L’obsession de vouloir toujours donner un sens aux décisions, aux actions, de manière souvent prématurée, la volonté d’accorder une valeur morale à nos choix (nous ne cessons de lire des propos critiquant la pertinence des choix de tous les décideurs…), tout cela semble de nouveau être une grande preuve de notre confusion et de mélange dans la compréhension des couples de termes faiblesse et fragilité, indécision et doute, confusion et incertitude, partialité et prévention, précipitation et courage…

S’il est bien compréhensible que nous ayons tous besoin de commenter l’actualité, gardons-nous bien de jouer les experts et de regarder avec condescendance ceux qui sont au combat et doivent agir à toute vitesse, restant le plus possible attentifs à tous les signaux de l’environnement, forts ou faibles… C’est l’action qui développe leur acuité sensorielle et cognitive, ce n’est pas la contemplation. Observons à quel point l’intuition les guide…. tel le geste d’un artiste, ou d’un génie de n’importe quel domaine, telle la justesse de l’agent du raid en plein drame… Justesse et précision, et non pas justice et morale, l’heure est à l’action.

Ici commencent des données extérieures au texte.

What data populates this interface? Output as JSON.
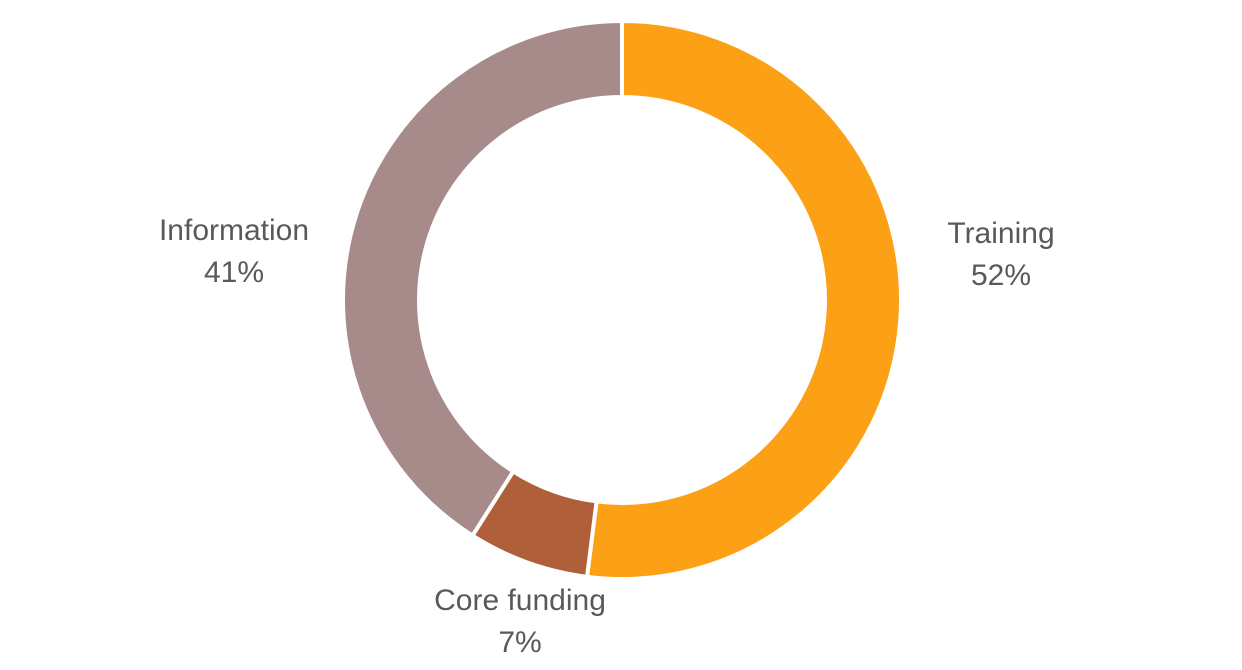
{
  "chart_data": {
    "type": "pie",
    "subtype": "doughnut",
    "title": "",
    "categories": [
      "Training",
      "Core funding",
      "Information"
    ],
    "values": [
      52,
      7,
      41
    ],
    "slices": [
      {
        "label": "Training",
        "value": 52,
        "pct_text": "52%",
        "color": "#FCA016"
      },
      {
        "label": "Core funding",
        "value": 7,
        "pct_text": "7%",
        "color": "#AF603A"
      },
      {
        "label": "Information",
        "value": 41,
        "pct_text": "41%",
        "color": "#A78B8B"
      }
    ],
    "start_angle_deg": 0,
    "direction": "clockwise",
    "hole_ratio": 0.73,
    "legend_position": "none",
    "grid": "off",
    "data_labels": "category name and percentage, outside end",
    "label_color": "#595959",
    "separator_color": "#FFFFFF",
    "background_color": "#FFFFFF"
  }
}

« Le mental intuitif est un don sacré et le mental rationnel est un serviteur fidèle. Nous avons créé une société qui honore le serviteur et a oublié le don » avertissait Einstein.

Réhabilitation de l’intuition dans nos activités ?

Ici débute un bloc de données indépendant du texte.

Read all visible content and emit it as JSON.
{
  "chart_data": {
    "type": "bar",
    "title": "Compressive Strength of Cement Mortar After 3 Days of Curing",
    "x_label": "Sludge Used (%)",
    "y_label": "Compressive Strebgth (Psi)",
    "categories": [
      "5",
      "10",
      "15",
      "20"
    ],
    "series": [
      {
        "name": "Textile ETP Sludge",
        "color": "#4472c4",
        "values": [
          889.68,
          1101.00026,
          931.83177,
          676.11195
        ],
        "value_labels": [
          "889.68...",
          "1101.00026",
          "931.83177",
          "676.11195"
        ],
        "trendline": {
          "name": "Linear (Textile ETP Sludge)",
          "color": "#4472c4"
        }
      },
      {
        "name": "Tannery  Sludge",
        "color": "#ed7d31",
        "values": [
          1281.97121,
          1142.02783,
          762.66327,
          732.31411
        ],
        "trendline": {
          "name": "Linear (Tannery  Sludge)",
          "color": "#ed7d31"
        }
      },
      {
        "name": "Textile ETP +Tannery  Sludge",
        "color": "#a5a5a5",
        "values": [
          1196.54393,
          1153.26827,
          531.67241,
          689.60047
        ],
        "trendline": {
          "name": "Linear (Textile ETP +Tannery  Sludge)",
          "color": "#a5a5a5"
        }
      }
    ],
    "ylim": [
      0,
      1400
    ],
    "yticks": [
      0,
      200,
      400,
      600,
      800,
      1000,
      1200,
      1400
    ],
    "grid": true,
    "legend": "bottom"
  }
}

L’intuition est souvent malmenée dans nos organisations, déconsidérée, oubliée… Et là il suffit de regarder tous ceux qui sont sur le front pour s’apercevoir qu’elle est salutaire en période d’urgence ; qu’elle s’accompagne de l’humilité de tous ceux qui sont vraiment utiles et qui donc, savent aussi profiter des temps de silence pour se ressourcer au lieu de participer au tintamarre ambiant fourni par les commentateurs.

Nous RH, nous managers, observons en cette période l’expression de l’intuition…. Chez nos médecins, comme chez tous nos salariés, collègues, dirigeants, accompagnateurs.

L’intuition n’est cependant pas si simple à percevoir, à décrire. Tout d’abord vraisemblablement parce qu’il est difficile de traduire par des mots son aspect souvent diffus, immédiat, direct, non mesurable… On va dire : « je l’ai senti comme cela », « c’était le moment », « c’était ce qu’il fallait faire », « c’était la direction à prendre ». Quand on en parle « après-coup », pour expliquer un acte de courage ou une réussite, l’intuition est considérée comme certes, indicible, mais légitime néanmoins… Cette légitimité tient à la réalisation et à la pertinence d’une action, alors même qu’elle a été initiée par une intuition…

Impossible de mesurer la force d’une intuition, dont on parle en intensité, qui ne se mesure pas. On la confond sans doute souvent avec l’instinct qui tient pourtant davantage de la survie que de la décision. Ou avec ce qu’on appelle le « pifomètre » qui tient surtout du hasard… D’habitude, on demande à celui ou celle qui aura une intuition de réaliser un business plan, de proposer des indicateurs et des garanties, bref, donner à ses interlocuteurs de quoi mesurer la pertinence de son intuition, ou de son « projet » dira-t-il plutôt. On gère un projet, pas une intuition…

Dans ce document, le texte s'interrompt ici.